O ex-governador de Mato Grosso e pré-candidato ao Senado, Mauro Mendes (União Brasil), afirmou nesta quinta-feira (23) que a pré-candidatura de Flávio Bolsonaro (PL) à Presidência da República enfrenta um cenário de instabilidade e incertezas para as eleições de 2026. Segundo Mendes, os rumores sobre uma possível desistência e disputas internas têm afetado a imagem do projeto político da direita.

Em entrevista à imprensa, Mendes afirmou que há “muitos ruídos” nos bastidores envolvendo o nome de Flávio Bolsonaro, escolhido pelo ex-presidente Jair Bolsonaro (PL) para representar o grupo político na corrida presidencial. “O cenário hoje ainda está muito indefinido.

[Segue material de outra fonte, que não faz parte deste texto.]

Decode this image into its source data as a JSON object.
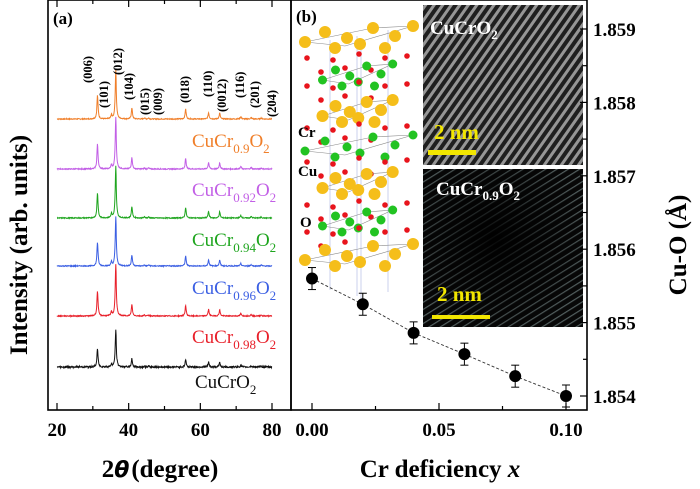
{
  "panel_a": {
    "label": "(a)",
    "xlabel_pre": "2",
    "xlabel_theta": "θ",
    "xlabel_post": "(degree)",
    "ylabel": "Intensity (arb. units)"
  },
  "panel_b": {
    "label": "(b)",
    "xlabel_pre": "Cr deficiency ",
    "xlabel_var": "x",
    "ylabel": "Cu-O (Å)",
    "atom_labels": [
      "Cr",
      "Cu",
      "O"
    ],
    "atom_colors": {
      "Cu": "#f5be1a",
      "Cr": "#22c322",
      "O": "#e8141c"
    },
    "tem_top": {
      "title_base": "CuCrO",
      "title_sub": "2",
      "scale": "2 nm"
    },
    "tem_bottom": {
      "title_base": "CuCr",
      "title_sub1": "0.9",
      "title_el": "O",
      "title_sub2": "2",
      "scale": "2 nm"
    }
  },
  "chart_data": [
    {
      "type": "line",
      "title": "",
      "xlabel": "2θ (degree)",
      "ylabel": "Intensity (arb. units)",
      "xlim": [
        20,
        80
      ],
      "xticks": [
        20,
        40,
        60,
        80
      ],
      "xtick_labels": [
        "20",
        "40",
        "60",
        "80"
      ],
      "peaks": [
        {
          "hkl": "(006)",
          "two_theta": 31.3,
          "rel_intensity": 0.48
        },
        {
          "hkl": "(101)",
          "two_theta": 35.2,
          "rel_intensity": 0.08
        },
        {
          "hkl": "(012)",
          "two_theta": 36.4,
          "rel_intensity": 1.0
        },
        {
          "hkl": "(104)",
          "two_theta": 40.9,
          "rel_intensity": 0.22
        },
        {
          "hkl": "(015)",
          "two_theta": 44.4,
          "rel_intensity": 0.02
        },
        {
          "hkl": "(009)",
          "two_theta": 45.6,
          "rel_intensity": 0.02
        },
        {
          "hkl": "(018)",
          "two_theta": 55.9,
          "rel_intensity": 0.2
        },
        {
          "hkl": "(110)",
          "two_theta": 62.3,
          "rel_intensity": 0.13
        },
        {
          "hkl": "(0012)",
          "two_theta": 65.4,
          "rel_intensity": 0.12
        },
        {
          "hkl": "(116)",
          "two_theta": 71.3,
          "rel_intensity": 0.05
        },
        {
          "hkl": "(201)",
          "two_theta": 74.2,
          "rel_intensity": 0.03
        },
        {
          "hkl": "(204)",
          "two_theta": 77.0,
          "rel_intensity": 0.02
        }
      ],
      "series": [
        {
          "name": "CuCr0.9O2",
          "base": "CuCr",
          "sub1": "0.9",
          "el": "O",
          "sub2": "2",
          "color": "#f07f2a",
          "scale": 0.95
        },
        {
          "name": "CuCr0.92O2",
          "base": "CuCr",
          "sub1": "0.92",
          "el": "O",
          "sub2": "2",
          "color": "#c25fe6",
          "scale": 1.0
        },
        {
          "name": "CuCr0.94O2",
          "base": "CuCr",
          "sub1": "0.94",
          "el": "O",
          "sub2": "2",
          "color": "#1ea51e",
          "scale": 1.0
        },
        {
          "name": "CuCr0.96O2",
          "base": "CuCr",
          "sub1": "0.96",
          "el": "O",
          "sub2": "2",
          "color": "#3b5fe3",
          "scale": 0.95
        },
        {
          "name": "CuCr0.98O2",
          "base": "CuCr",
          "sub1": "0.98",
          "el": "O",
          "sub2": "2",
          "color": "#e8202a",
          "scale": 1.0
        },
        {
          "name": "CuCrO2",
          "base": "CuCrO",
          "sub1": "2",
          "el": "",
          "sub2": "",
          "color": "#111111",
          "scale": 0.72
        }
      ]
    },
    {
      "type": "scatter",
      "title": "",
      "xlabel": "Cr deficiency x",
      "ylabel": "Cu-O (Å)",
      "xlim": [
        -0.008,
        0.108
      ],
      "ylim": [
        1.8538,
        1.8594
      ],
      "xtick_labels": [
        "0.00",
        "0.05",
        "0.10"
      ],
      "ytick_labels": [
        "1.854",
        "1.855",
        "1.856",
        "1.857",
        "1.858",
        "1.859"
      ],
      "x": [
        0.0,
        0.02,
        0.04,
        0.06,
        0.08,
        0.1
      ],
      "y": [
        1.8556,
        1.85525,
        1.85486,
        1.85457,
        1.85427,
        1.854
      ],
      "yerr": [
        0.00015,
        0.00015,
        0.00015,
        0.00015,
        0.00015,
        0.00015
      ],
      "fit_line": "dashed",
      "marker_color": "#000000"
    }
  ]
}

Existem muitos rumores de eventual desistência, muito fogo amigo e fogo inimigo”, declarou.

Apesar de avaliar negativamente a gestão do presidente Luiz Inácio Lula da Silva (PT), Mauro Mendes disse que a direita ainda enfrenta dificuldade para consolidar uma liderança nacional. Para ele, a falta de um nome forte aumenta a incerteza sobre a disputa de 2026. “Existe um vácuo de grandes lideranças. O Flávio está tentando se firmar, mas essa névoa de expectativa não é positiva”, afirmou.